I have a big fasta file that I want to select reads if contain any substrings based on two dictionaries (in the structure below).

casp_fw1 ={'P_fw1':'CCAGGTAGTAGTACGTCTGTT','P_fw1_rc':'AACAGACGTACTACTACCTGG',
         'A_fw1':'CGGCCTCCTCCAATTAAAGAA','A_fw1_rc':'TTCTTTAATTGGAGGAGGCCG'}

casp_fw2 ={'P_fw2':'CGTGCTGCGAGAGTATTATCT','P_fw2_rc':'AGATAATACTCTCGCAGCACG',
            'A_fw2':'CGTGAACCGTTATTTGGGTAC','A_fw2_rc':'GTACCCAAATAACGGTTCACG'}

This is my code but I noticed that I miss some of the reads even though the have substrings from the two dictionaries. Could somebody please help to optimize the code? I afraid that 3 for loops cause the problem.

from Bio import SeqIO

count=0
with open('1_S1_L001_R1_001.fasta','r') as f:
    for i in SeqIO.parse(f,'fasta'):
        for k1,v1 in casp_fw1.items():
            for k2,v2 in casp_fw2.items():
                if v1 in i.seq and v2 in i.seq:
                    casp_fw1_pos = i.seq.find(v1) + 1
                    casp_fw2_pos = i.seq.find(v2) + 1
                    if casp_fw1_pos < casp_fw2_pos:
                        distance = casp_fw2_pos - casp_fw1_pos
                    if casp_fw1_pos > casp_fw2_pos:
                        distance = casp_fw1_pos - casp_fw2_pos
                    print("sample_1")
                    printi.id)
                    print(i.seq)
                    print(str(k1) + " : " + str(v1) +  " - The position of this fw 21nt is " + str(casp_fw1_pos))
                    print(str(k2) + " : " + str(v2) +  " - The position of this rv 21nt is " + str(casp_fw2_pos))
                    print("Distance is " + str(distance))
                    print('\n')
                    count+=1
    print("The total number of reads that have both 21nt protein-specific sequences is " + str(count))

sequence RNA-Seq software error python • 856 views

ADD COMMENT • link updated 3.9 years ago by Biostar 20 • written 4.0 years ago by Apex92 ▴ 300

0

Entering edit mode

Curious if you were not able to get bbduk.sh to work as discussed in a prior thread you had posted.

ADD REPLY • link 4.0 years ago by GenoMax 147k

0

Entering edit mode

Hey genomax, I ran it but the output was not exactly as I was looking for - so did the mapping otherway around with making each fasta file as a separate reference and the custom reference file as the input - with this I was able to align each sample with the custom reference

ADD REPLY • link 4.0 years ago by Apex92 ▴ 300

0

Entering edit mode

Is understanding the position of the match necessary - it's not clear to me from your question? if you want to select sequences based on solely containing those subsequences you simply need to do if subseq in sequence

ADD REPLY • link 4.0 years ago by Joe 21k

score 0 · Answer 1 · 2021-01-03

@Biostar bot pushes this post to frontpage ~

It looks like a case of amplicon sequencing data, for retrieving amplicon from SE or merged PE reads. We did this a lot, so I wrote a tool seqkit amplicon (link for usage and examples) for these kind of operations.

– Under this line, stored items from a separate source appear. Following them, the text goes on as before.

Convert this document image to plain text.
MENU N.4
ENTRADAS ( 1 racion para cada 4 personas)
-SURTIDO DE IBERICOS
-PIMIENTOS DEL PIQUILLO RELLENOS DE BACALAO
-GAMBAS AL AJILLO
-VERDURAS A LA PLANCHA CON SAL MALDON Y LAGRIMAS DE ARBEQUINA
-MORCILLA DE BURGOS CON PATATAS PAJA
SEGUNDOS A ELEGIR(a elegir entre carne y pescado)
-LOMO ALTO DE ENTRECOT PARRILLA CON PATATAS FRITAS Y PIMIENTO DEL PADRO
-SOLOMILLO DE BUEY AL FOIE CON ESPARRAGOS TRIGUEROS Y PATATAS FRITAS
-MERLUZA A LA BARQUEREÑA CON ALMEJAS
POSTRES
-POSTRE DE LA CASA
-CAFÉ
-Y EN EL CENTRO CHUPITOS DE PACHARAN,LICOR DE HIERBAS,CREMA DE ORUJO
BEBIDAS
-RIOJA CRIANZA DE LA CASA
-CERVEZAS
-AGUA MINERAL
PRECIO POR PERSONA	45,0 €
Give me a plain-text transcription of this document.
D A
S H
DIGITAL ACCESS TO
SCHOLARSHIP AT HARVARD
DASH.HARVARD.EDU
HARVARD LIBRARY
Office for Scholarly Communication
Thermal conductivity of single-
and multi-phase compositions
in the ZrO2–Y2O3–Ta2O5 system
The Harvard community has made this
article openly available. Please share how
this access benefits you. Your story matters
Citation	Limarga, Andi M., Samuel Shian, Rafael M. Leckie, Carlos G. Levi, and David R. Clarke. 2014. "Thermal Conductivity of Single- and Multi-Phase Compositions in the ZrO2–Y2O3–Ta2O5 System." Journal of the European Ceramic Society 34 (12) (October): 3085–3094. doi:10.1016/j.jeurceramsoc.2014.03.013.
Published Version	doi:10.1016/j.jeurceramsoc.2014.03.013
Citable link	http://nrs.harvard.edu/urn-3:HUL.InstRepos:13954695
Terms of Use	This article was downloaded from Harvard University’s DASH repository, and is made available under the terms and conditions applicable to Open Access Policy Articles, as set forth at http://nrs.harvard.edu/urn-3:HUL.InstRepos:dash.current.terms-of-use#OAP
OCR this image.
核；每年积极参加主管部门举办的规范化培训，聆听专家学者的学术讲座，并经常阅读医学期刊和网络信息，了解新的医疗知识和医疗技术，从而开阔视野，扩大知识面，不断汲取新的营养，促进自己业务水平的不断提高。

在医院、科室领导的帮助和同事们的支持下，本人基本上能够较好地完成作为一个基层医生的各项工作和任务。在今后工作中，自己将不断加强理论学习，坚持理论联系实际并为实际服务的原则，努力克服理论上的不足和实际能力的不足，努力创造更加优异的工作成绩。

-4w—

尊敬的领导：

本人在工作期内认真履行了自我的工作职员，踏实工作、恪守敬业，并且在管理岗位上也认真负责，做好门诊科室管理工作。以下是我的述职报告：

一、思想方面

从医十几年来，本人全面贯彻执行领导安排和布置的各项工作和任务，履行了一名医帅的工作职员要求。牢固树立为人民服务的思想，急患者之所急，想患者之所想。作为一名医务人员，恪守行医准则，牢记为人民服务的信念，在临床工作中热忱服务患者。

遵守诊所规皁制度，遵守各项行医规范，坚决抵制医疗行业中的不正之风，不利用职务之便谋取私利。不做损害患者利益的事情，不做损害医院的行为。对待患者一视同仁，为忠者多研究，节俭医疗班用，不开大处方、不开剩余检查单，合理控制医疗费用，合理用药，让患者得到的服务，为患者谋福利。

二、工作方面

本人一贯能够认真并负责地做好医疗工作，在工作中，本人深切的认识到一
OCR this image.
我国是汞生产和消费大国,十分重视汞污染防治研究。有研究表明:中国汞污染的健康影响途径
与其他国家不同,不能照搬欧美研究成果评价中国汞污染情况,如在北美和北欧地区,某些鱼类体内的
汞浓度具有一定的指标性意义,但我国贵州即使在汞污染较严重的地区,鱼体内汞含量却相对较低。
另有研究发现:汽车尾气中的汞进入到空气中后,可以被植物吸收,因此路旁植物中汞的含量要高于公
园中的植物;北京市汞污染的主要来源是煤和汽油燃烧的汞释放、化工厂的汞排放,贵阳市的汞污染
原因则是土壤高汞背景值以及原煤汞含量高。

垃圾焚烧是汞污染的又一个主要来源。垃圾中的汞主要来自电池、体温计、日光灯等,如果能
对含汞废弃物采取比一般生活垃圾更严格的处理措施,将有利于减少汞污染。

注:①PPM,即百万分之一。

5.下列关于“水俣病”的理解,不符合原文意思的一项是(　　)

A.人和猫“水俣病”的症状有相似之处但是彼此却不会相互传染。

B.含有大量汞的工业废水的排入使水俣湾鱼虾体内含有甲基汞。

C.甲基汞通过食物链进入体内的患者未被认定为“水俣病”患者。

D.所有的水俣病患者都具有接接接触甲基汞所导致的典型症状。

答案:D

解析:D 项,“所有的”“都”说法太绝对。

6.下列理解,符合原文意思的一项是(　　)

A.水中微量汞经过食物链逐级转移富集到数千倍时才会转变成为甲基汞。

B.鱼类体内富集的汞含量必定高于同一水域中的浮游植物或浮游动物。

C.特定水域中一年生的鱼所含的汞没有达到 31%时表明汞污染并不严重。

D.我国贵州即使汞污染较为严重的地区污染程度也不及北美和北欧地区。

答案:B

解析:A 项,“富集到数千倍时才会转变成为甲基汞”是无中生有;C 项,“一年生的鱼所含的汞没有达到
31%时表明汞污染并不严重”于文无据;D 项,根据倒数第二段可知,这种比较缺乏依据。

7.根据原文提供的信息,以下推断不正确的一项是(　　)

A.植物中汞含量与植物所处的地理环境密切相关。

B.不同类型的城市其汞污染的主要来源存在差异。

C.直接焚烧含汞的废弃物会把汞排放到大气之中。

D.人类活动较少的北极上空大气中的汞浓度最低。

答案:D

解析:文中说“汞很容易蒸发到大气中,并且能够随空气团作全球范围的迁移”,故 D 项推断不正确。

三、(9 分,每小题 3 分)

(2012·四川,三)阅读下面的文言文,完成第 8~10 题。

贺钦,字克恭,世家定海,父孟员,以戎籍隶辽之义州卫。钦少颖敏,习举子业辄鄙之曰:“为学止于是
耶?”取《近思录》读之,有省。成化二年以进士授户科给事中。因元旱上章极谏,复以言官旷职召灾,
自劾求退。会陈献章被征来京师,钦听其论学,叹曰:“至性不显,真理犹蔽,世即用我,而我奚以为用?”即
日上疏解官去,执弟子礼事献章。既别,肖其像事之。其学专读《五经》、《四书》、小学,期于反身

It supports retrieving amplicon sequence (or specific region around it) via primer(s).
Mismatch is allowed when matching primers and sequences, but the mismatch position is not controled, e.g., 3' end mismatch is possible in PCR.
Output can be FASTA sequence or BED6 format.
Multiple pairs of primers are also supported.